Recently we were given the opportunity to accept a pretty hefty increase to our rent or consider finding cheaper accommodation. Since we for about the past 13 years we've been paying about the cheapest rent in Darwin, we realized that finding anything suitably cheep would be far too difficult. We'd been holding our breath and crossing our fingers, hoping that our rent wouldn't go up for a couple of years as we watched house prices sky-rocketed in our area. But we knew crunch time was bound to come!
About 6 weeks ago the landlord contacted me and hit me with some news, which we'd been expecting but it still sent us into a brief state of shock, for a short time we were afraid we'd have no choice but to move out. We went through a little fear for our future security but when the various stages of grief had passed we were ready for the worst case scenario. After all this place does not belong to us, (nowhere really can) but we've been here for many years and call it home. We thought about the prospects of having to move all our stuff out and realized that in 13 years we had accumulated a whole lot of stuff. It's time we considered, what we would do if we had to leave? Where would we go, what would we bring?

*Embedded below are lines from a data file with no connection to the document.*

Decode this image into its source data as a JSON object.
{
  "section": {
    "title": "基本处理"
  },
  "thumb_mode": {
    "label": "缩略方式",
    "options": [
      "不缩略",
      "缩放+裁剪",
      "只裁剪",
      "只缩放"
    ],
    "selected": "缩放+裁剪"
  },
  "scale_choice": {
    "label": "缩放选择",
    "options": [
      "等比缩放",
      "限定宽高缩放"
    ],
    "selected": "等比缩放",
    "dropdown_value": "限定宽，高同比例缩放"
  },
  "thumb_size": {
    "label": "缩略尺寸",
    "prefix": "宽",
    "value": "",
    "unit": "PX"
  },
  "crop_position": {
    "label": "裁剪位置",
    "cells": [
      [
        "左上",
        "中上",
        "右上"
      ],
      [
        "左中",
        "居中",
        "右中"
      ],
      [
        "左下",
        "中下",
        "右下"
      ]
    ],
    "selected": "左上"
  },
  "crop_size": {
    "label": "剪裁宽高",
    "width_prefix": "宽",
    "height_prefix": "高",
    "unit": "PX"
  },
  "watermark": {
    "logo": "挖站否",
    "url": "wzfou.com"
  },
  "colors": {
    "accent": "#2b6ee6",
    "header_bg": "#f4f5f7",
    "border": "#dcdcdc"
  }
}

As it happened we came to an agreement with our very generous landlord that we could just afford. Thankfully we can stay. Now we don't have to move out but there are renovations planned and we have to clear all our stuff out of the living area. It dawned on us that we have a lot of stuff to move! Amongst all our gear are two book cases full of most of what we have read over the past 13 years and a bunch of stuff I may never read! I'm a slow reader but in 13 years even I can accumulate a lot of books. Why do I think I need to keep them?
One big problem for me is the so-called acquisition of knowledge! I want to know stuff, I want to learn about the world, people and things, there is information in books. Most of the books can be dispensed with once I have read them... but for some reason I have kept them.
Lately I've managed to take some time to re-assess my priorities and consider how I have been approaching the business of life. What is my purpose etc... What am I clinging to? What do I really need? I know that I don't need many possessions but constantly find myself hording stuff. Building up a stock pile that could come in handy... but when? Bike parts, computer bits and pieces, and books mostly. I admit my life is cluttered with stuff. I remember a line from a Redgum song 'Where Ya Gonna Run To "...And the books on your shelf are a measure of all that you've earned..." Well I always thought the last word of that lyric was 'learned' but in the end both words add up to the same thing. Are my books only a manifestation of my own attachment to stuff, status, achievement? If I have learned something surely I can move on to the next lesson, why do I need to cling to the vessel? Am I ever going to read a novel a second time? It takes me so long to read them once! Do I keep these books as resources or trophies?
I dumped a bag full of books on Saturday... It's a start but I'm not ready to part with most of them. Maybe one day.